The shakeup at CYF's been welcomed by the Greens although they're concerned some of the services may be farmed out to private sector providers.

Co-leader Metiria Turei said something clearly needs to be done to prevent harm being done to children who go into care.

But she said the focus should be on preventing them going into care in the first place.

"The primary concern has to be keeping the children safe within their own family and that's where the prevention comes in. Early intervention, intensive intervention where it's necessary, is the the best option".

Labour's lobbying the Government to follow the panel's recommendation and set up a new Ministry to handle the work of Child Youth and Family.

Labour MP Jacinda Ardern said the idea should be adopted.

"We've long advocated for a children's ministry. We feel the panel has really put justification around that and I hope that the Government takes up that recommendation and forms a ministry".

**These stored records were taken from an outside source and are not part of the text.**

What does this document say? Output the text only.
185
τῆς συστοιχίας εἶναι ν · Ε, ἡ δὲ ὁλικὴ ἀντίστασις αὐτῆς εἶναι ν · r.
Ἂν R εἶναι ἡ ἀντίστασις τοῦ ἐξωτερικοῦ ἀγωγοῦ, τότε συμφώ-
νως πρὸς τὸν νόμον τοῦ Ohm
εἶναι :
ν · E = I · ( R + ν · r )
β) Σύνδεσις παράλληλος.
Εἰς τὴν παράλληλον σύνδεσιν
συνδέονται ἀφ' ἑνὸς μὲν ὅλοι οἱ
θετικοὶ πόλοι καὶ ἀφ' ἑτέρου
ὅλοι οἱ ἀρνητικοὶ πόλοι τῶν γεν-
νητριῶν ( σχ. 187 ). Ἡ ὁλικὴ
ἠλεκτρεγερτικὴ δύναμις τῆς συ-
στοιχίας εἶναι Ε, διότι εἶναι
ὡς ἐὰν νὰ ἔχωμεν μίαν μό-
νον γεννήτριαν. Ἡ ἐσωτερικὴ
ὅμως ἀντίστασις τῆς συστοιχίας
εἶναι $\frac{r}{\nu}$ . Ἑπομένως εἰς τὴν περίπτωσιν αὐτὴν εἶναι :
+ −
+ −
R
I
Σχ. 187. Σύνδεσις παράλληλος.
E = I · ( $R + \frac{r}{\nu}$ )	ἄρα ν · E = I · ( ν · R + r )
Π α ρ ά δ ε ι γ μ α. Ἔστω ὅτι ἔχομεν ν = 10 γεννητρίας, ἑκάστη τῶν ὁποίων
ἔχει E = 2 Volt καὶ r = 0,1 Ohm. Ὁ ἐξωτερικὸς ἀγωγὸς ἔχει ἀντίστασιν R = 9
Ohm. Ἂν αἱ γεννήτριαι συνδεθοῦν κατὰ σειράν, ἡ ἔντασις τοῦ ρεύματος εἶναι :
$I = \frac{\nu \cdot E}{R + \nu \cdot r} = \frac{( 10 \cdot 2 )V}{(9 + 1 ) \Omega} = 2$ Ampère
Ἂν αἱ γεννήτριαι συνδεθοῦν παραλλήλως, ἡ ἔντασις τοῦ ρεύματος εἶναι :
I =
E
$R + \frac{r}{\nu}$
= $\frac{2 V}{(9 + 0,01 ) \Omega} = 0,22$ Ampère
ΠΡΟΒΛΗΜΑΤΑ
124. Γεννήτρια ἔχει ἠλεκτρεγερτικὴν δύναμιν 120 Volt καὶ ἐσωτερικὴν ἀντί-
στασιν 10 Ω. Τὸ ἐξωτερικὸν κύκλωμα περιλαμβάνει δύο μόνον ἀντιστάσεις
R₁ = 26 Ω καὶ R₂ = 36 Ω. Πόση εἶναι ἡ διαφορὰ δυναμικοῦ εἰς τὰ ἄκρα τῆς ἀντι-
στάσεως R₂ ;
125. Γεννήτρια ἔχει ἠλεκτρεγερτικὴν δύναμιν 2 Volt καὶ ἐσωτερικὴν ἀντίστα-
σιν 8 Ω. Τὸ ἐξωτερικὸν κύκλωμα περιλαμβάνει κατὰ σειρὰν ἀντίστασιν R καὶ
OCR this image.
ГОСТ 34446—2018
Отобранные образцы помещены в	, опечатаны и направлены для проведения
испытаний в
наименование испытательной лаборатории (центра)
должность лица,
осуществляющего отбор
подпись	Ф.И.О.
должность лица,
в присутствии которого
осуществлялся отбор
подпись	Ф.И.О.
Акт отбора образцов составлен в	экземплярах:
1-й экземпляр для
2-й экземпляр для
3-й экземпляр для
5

The reforms aim to cut long-term welfare and crime costs. About 87 per cent of children born in 1990-91 who spent time in state care ended up on welfare, and 28 per cent were jailed, before they turned 21.

Put the other way around, more than 60 per cent of all young people jailed before age 21, and almost half of young parents on benefits with their own children by that age, had been notified to CYF for care and protection reasons in their childhoods.

60 per cent of the 5139 children in state care at the end of 2015 were Maori. More than one in every three (35 per cent) of Maori children born from 2005 to 2007 were reported to CYF before reaching school age, compared with 11 per cent of non-Maori children.

KEY POINTS

• An expanded child protection agency will buy education, health and other services to get immediate help for children in care, just as ACC now buys health services from hospitals.

• The new agency will have separate services for preventative work with families, and for children in care, to make sure immediate crises don't divert resources from these areas.

• Age of leaving state care will rise from 17 to 18, with some transitional support to age 25.

• New independent advocacy service for children in care.

• Extra funding justified by cutting long-term welfare and crime costs.